Starting April 20, 2018 landlords of most residential rental units (single detached homes, semis, townhouses, apartments in duplexes, triplexes, etc., condo apartments) must use a new residential lease form for all new leases. Relationship between landlords and tenants is still governed by the Ontario Residential Tenancies Act. Then what was the purpose of the new lease?

We know that many different forms of tenancy agreements were used Ontario. Some of them were confusing and inconsistent. Some had illegal clauses and complicated provisions. The new lease attempts to remove confusion and replace it with easy-to-understand language. It will also help landlords and tenants understand better their rights and responsibilities.

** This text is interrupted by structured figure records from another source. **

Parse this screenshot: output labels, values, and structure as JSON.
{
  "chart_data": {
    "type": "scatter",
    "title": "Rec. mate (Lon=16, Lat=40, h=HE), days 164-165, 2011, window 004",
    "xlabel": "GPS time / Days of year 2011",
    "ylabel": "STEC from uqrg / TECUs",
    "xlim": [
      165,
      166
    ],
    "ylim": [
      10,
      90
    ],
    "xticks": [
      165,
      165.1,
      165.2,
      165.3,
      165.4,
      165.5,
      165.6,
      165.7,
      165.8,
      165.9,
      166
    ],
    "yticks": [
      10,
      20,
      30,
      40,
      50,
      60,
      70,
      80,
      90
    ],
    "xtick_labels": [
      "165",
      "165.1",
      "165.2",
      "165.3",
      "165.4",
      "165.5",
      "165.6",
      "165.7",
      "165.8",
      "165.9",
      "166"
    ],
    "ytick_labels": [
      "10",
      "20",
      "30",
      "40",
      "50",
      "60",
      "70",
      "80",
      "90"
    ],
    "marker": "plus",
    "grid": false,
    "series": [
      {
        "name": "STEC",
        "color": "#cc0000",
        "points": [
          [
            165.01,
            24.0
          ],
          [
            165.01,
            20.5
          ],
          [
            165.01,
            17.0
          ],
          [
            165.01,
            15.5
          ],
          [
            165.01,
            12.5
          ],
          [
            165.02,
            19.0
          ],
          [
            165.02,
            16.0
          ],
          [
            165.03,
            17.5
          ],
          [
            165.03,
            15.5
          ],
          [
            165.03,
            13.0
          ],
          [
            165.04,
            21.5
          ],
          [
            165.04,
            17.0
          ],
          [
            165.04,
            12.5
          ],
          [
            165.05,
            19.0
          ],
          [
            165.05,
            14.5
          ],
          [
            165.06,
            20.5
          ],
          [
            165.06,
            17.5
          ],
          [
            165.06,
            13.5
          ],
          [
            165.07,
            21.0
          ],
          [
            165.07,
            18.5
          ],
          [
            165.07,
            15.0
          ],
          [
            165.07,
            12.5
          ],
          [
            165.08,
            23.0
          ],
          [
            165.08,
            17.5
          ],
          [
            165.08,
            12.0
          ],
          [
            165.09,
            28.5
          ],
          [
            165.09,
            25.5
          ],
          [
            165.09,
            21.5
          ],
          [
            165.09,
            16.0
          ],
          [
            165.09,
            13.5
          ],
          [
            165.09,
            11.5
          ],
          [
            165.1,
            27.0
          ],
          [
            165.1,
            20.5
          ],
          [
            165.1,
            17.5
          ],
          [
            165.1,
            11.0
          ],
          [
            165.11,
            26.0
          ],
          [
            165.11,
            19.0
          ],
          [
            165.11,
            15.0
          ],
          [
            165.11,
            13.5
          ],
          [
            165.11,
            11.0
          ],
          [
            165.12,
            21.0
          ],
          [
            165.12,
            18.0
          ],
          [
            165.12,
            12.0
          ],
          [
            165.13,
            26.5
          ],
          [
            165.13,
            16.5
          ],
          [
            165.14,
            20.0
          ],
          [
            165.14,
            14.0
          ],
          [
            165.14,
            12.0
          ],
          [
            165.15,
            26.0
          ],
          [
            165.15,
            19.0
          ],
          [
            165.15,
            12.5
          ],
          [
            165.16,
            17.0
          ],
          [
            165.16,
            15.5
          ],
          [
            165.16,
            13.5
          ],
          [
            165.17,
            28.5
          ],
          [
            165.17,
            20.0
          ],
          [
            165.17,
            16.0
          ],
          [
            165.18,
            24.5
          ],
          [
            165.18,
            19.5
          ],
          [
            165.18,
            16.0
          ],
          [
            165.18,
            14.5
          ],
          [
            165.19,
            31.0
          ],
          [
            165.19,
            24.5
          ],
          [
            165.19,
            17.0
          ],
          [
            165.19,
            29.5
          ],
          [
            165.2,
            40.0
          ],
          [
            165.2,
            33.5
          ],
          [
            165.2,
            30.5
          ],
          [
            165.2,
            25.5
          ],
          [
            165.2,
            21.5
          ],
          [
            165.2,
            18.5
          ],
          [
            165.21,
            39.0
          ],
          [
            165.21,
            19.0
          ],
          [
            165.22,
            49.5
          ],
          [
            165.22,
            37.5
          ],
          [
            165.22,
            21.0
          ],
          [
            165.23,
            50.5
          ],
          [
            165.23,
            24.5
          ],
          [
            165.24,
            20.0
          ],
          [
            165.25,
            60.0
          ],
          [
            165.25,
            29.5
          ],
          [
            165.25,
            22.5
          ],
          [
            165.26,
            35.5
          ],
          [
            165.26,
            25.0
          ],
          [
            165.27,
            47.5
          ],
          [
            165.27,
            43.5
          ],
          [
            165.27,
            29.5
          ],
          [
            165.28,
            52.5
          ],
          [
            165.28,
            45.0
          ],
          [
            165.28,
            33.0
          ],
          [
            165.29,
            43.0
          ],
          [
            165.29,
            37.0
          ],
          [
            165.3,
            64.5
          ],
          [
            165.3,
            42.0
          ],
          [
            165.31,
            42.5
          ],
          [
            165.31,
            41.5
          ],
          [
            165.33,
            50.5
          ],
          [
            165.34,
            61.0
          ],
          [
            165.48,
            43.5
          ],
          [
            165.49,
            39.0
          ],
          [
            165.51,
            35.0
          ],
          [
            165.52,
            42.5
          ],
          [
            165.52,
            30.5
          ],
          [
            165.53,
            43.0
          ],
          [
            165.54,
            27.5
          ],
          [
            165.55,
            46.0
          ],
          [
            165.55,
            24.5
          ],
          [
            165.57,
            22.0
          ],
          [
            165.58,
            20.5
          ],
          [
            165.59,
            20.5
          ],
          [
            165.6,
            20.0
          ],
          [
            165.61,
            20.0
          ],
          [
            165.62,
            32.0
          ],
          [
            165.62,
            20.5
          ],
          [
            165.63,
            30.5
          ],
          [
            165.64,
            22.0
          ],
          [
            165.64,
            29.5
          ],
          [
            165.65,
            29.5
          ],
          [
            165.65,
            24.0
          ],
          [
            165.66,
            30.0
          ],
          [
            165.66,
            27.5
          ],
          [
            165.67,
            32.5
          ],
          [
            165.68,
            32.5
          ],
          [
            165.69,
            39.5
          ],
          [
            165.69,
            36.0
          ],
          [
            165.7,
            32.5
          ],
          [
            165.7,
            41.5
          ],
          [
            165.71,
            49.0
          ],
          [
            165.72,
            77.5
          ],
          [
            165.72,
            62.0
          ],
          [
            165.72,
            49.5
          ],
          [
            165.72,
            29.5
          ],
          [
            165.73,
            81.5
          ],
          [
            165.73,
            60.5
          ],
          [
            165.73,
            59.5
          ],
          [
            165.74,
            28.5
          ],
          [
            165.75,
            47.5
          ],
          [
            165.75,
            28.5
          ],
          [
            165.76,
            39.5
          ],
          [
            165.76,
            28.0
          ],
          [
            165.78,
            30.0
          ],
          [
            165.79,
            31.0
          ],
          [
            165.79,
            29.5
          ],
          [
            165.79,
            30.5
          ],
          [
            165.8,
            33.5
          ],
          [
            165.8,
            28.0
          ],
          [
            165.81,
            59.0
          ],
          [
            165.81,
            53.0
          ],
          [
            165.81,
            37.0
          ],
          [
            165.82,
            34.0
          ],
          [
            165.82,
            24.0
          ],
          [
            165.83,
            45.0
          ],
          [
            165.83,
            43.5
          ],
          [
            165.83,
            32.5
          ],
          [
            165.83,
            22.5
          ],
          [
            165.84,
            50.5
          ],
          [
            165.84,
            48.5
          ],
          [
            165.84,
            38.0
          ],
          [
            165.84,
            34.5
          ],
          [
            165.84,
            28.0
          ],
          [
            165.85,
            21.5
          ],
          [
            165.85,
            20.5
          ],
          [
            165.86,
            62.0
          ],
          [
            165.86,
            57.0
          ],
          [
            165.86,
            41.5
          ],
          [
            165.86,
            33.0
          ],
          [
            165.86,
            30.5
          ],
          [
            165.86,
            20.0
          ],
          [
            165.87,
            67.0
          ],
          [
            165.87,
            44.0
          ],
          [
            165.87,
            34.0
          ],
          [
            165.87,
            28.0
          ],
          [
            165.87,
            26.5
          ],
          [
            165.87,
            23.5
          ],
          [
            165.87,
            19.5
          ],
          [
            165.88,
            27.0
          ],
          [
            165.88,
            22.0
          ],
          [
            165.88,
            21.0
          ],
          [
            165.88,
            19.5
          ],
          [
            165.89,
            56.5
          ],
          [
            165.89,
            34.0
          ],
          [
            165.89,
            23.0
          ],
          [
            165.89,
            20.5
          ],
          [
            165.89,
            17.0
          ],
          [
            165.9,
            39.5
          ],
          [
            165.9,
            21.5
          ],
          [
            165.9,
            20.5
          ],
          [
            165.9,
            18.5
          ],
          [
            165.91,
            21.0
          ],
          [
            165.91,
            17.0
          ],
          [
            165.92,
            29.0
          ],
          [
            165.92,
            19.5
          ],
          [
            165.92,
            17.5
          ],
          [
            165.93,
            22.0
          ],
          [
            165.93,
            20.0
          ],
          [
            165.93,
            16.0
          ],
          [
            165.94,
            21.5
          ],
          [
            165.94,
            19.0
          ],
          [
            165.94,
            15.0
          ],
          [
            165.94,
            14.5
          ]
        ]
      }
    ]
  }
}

If to look at this new form, we can see that the lease itself is just 6 pages (out of total 13 ones). The rest is so called Appendix, where the government explains to tenants what doings of landlords are legal or illegal. Some landlords will be surprised that they cannot collect any damage or other deposits except a rent deposit that can be applied only to the last month of rent. Another thing is postdate cheques. We can ask tenants to provide them, but we cannot put it as a requirement.

It would be a good idea together with the new lease use the Rental Application filled and signed by a tenant. First of all it gives a landlord right to obtain a privacy information for a tenant. Without this consent we cannot do a credit check or contact tenant’s referrals. Another form that I would advise to use is Agreement to Lease (or OREA form 400). This form is very handy to use for negotiating purposes. Once the offer to lease accepted, the landlord should use the new standard form of the lease.

The new lease is available both in English and French, and the Government of Ontario is even creating a guide to the new lease which will be available in 23 languages. According to the Ministry of Housing it will minimize attempts of taking advantage of unsophisticated tenants in a rental market.